Ok... I`ve been playing with the code for village food a little and on my SMP (I`m not really sure what version I have) at the address 00036F64 it should display 05. Anything else and somehow our offsets are different. If you change this byte you can get the chief to have up to about 120 units of food. There`s a bit of randomness. If you go over 120 (binary) 78 hex you start getting weird negative values.

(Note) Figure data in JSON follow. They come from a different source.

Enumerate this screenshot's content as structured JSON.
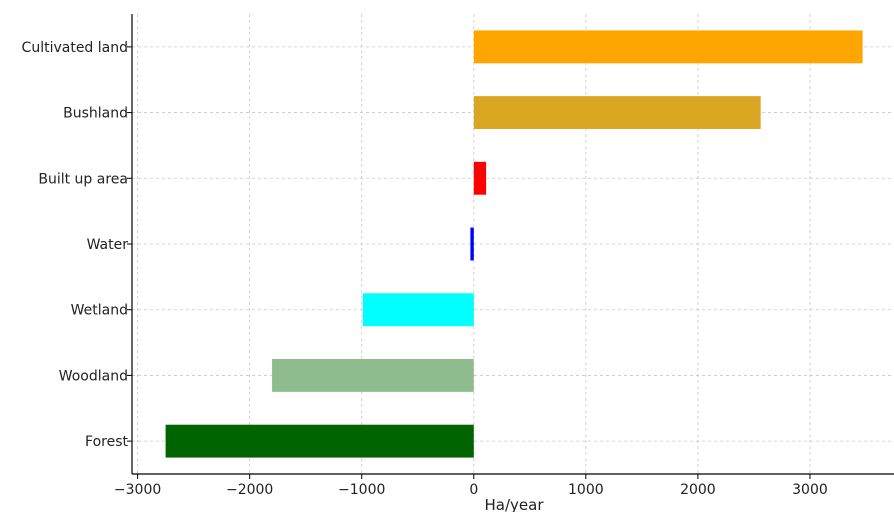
{
  "chart_data": {
    "type": "bar",
    "orientation": "horizontal",
    "categories": [
      "Forest",
      "Woodland",
      "Wetland",
      "Water",
      "Built up area",
      "Bushland",
      "Cultivated land"
    ],
    "values": [
      -2750,
      -1800,
      -990,
      -30,
      110,
      2560,
      3470
    ],
    "colors": [
      "#006400",
      "#8fbc8f",
      "#00ffff",
      "#0000ff",
      "#ff0000",
      "#daa520",
      "#ffa500"
    ],
    "xlabel": "Ha/year",
    "ylabel": "",
    "title": "",
    "xlim": [
      -3050,
      3750
    ],
    "xticks": [
      -3000,
      -2000,
      -1000,
      0,
      1000,
      2000,
      3000
    ],
    "xtick_labels": [
      "−3000",
      "−2000",
      "−1000",
      "0",
      "1000",
      "2000",
      "3000"
    ],
    "grid": true
  }
}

Now this is a LEA command which when I looked up, it is loading an address and not a number. seems to work anyway. The place where a value is written to the temporary shop figures is 00036F68 which is 89 15 FOA56300 (mov [00063A5FO],edx). If you look around this 00063A5FO you should see the temporary shop figures that change as you enter each city

Also my ship starting spawning in weird places like lakes behind the chief`s village when I went over 120.

[dogcigar]

Oh..tell me if it works and I`ll get the SPICE address for ya

[jlangsdo]

Nuts. Doesn't match. 00036F64 is a '24'.

From 00036F00 to 00036FFF I have this:

[dogcigar]

Oh just looking through that hex. It hurts your head. The search feature on the MAC Cheat Engine doesnt work. Lots of stuff doesn`t. But I`ll have a look tonight. It`s doable anyway. Last night I found another more subtle way to change stuff and could get them selling more spice sugar or food

this is the hex from 36F50. Sorry to send it in plain text but I`m not sure how to get a shot of it and I`m in a hurry now.
89 C1 F7 EA C1 F9 1F C1 FA 03 29 CA 83 FA 01 74
4E 7F 2F 85 D2 74 37 8B 55 D4 A1 5C C2 64 00 C7
44 24 04 94 7C 34 00 89 54 24 08 89 04 24 E8 3D
70 1A 00 8B 1D B0 C1 64 00 8B 43 40 85 C0 74 7F
EB 53 83 FA 02 74 29 83 FA 03 75 CB EB 33 8B 75
D4 C7 44 24 04 B8 7B 34 00 89 74 24 08 EB 31 8B
45 D4 C7 44 24 04 F0 7B 34 00 89 44 24 08 EB 20
8B 55 D4 C7 44 24 04 2C 7C 34 00 89 54 24 08 EB
0F 8B 75 D4 C7 44 24 04 5C 7C 34 00 89 74 24 08
89 1C 24 EB 99 8B 53 44 89 C6 0F BF 4B 04 89 D0
C1 FA 1F F7 FE 85 C0 8D 50 03 0F 48 C2 C1 F8 02
01 C1 89 C8 C1 E8 1F 01 C8 D1 F8 66 89 43 04 B8
08 00 00 00 48 75 FD 8B 1D 5C C2 64 00 A1 EC C2
64 00 C7 44 24 04 D4 7C 34 00 89 1C 24 89 44 24
08 E8 8A 6F 1A 00 A1 04 C3 64 00 8B 55 D0 8B 00
89 54 24 10 C7 44 24 04 08 7D 34 00 89 1C 24 89

Good luck trudging through all that

[dogcigar]

Sorry I just pasted your exact data back. I really was in a hurry. I think the copy and paste on my dissasembler doesnt function but I`ll find a way to send you the hex.